The framework and examples lend insight into how actions by learners that may initially seem inappropriate (such as rejecting a dataset or applying unexpected transformations) can be understood as sensible from the perspective of learners‘ goals and contexts. More generally, they highlight how the interplay of learners‘ investigative goals, the data context, and the available tools all shape the ways in which a complex data investigation unfolds. I will discuss how considering these elements of data exploration in interaction can lead to the more thoughtful development of educational data science tools, activities, and assessment.

Michelle Hoda Wilkerson is an Associate Professor in the Graduate School of Education and the Graduate Group in Science and Mathematics Education at the University of California, Berkeley. Her research broadly explores the question: How is computing changing what is important to teach and learn in middle and high school science and mathematics classes?

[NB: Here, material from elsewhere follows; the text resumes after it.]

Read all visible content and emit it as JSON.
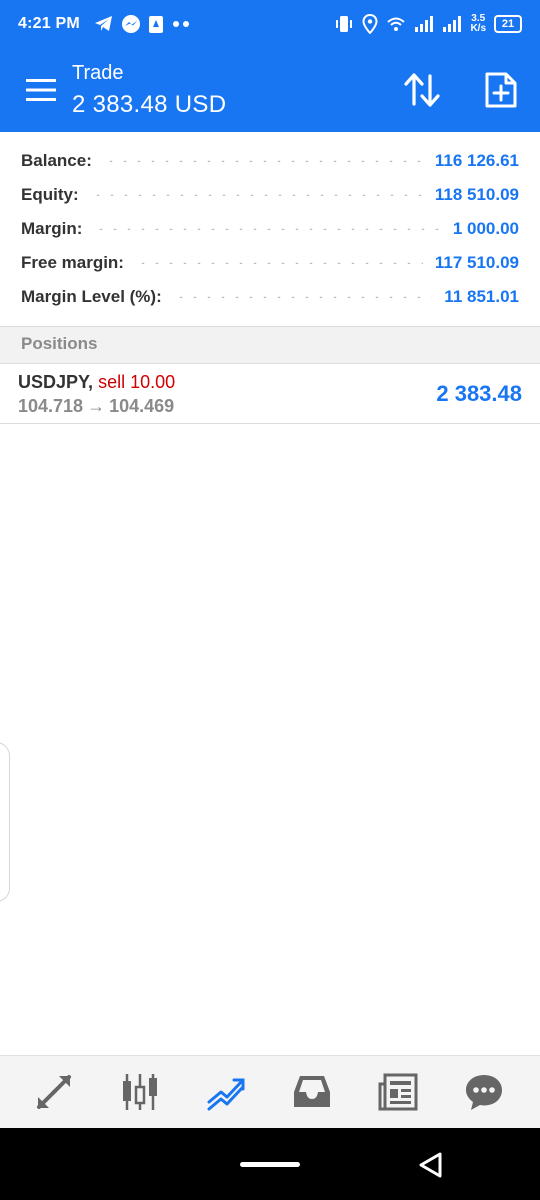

This has led her to study how young people learn with and about scientific computing artifacts such as simulations, data analysis tools, and interactive visualizations. Recently, she has explored how learners‘ relationships with data — for instance as consumers, subjects, and creators of data — shapes how they understand and engage in data analysis. Michelle’s research has been supported by the United States National Science Foundation (NSF), the George Lucas Education Foundation, and Google Education Research. Her work has appeared in general and STEM-specific venues including Educational Researcher, Journal of the Learning Sciences, Science Education, and the Journal of Science Teacher Education and in 2020, her work was recognized with the American Educational Research Association’s Jan Hawkins Award for Humanistic Research and Scholarship in Learning Technologies.